Jak myślicie, da się tak załatwic zeby ślub koscielny był w ogrodzie tam gdzie wesele?
i jak sie zabrac za coś takiego?
W Polsce kościelnego ślubu tak nie zorganizujesz. Ślub i msza musi być w kościele. Ale zdaje się, że ślub humanistyczny możesz zorganizować gdzie tylko chcesz.
No niestety rodzice narzeczonego będą chcieli koniecznie kościelny..
szkoda
bo marzy nam sie ślub jak z amerykańskiego filmu...
ale jeszcze nie dałam za wygraną. czasu jeszcze troche jest więc będę walczyć ;p
my teraz planujemy slub i nie ma znaczenia czy w kosciele czy na powietrzu ksiądz udzieli tu i tu my sobie znalezlismy miejsce koło pałacyku gdzie bedzie slub w ogrodzie
oj jeśli chodzi o to, czy ślub kościelny może być w ogrodzie tam, gdzie wesele to obawiam się, że nie. Bo niestety wg prawa kanonicznego ślub może się odbyć poza kościołem, ale musi być w miejscu uświęconym ( najlepiej tam, gdzie już odbywały się msze )

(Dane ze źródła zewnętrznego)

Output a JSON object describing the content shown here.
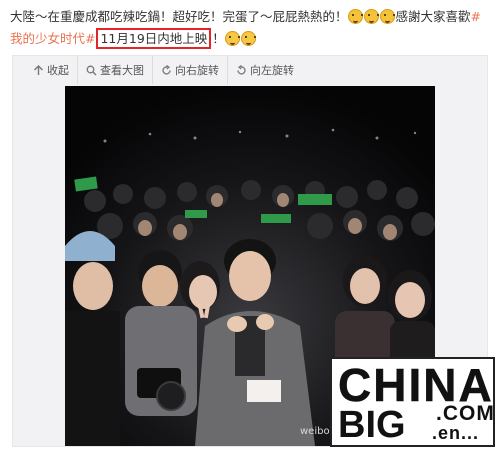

wiem, że można zorganizować ślub na plaży, gdzie odbywają się msze za marynarzy.
ale jeśli Twój ogród nie jest miejscem uświęconym to niestety ślub się nie może odbyć ;/
no tak fajnie by było mieć taki ślub jak z amerykańskiego filmu:)
a wedding plannera już masz??? Skoro ma to być ślub jak z filmu??:)

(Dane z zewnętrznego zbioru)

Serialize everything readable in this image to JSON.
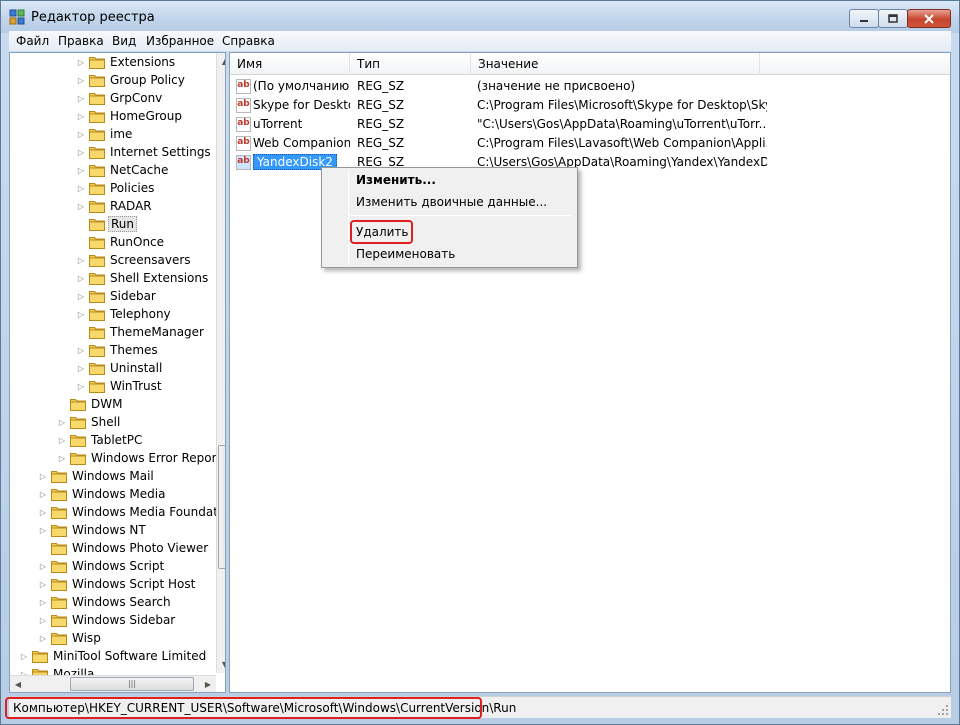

Niestety, nasz kościół nie daje takiej możliwości, a szkoda. Też słyszałam o tych ślubach humanistycznych, że można wtedy na świeżym powietrzu się pobrać, ale nie wiem na czym to dokładnie polega. Ktoś może coś powiedzieć więcej na ten temat? A skoro już przy ślubach jesteśmy, to chciałam się zapytać, czy znacie jakieś miejsca w okolicach Krakowa, albo w samym Krakowie, gdzie można zorganizować wesele? Jestem świadkiem na ślubie koleżanki, ślub ma być za dwa lata i obiecałam jej pomóc w tym temacie. Fajnie by było, jakby miejsce było z ogrodem, gdzie można się przewietrzyć, a sala musi pomieścić 150 osób. Będę wdzięczna za pomoc.
można wtedy na świeżym powietrzu się pobrać, ale nie wiem na czym to dokładnie polega. Ktoś może coś powiedzieć więcej na ten temat?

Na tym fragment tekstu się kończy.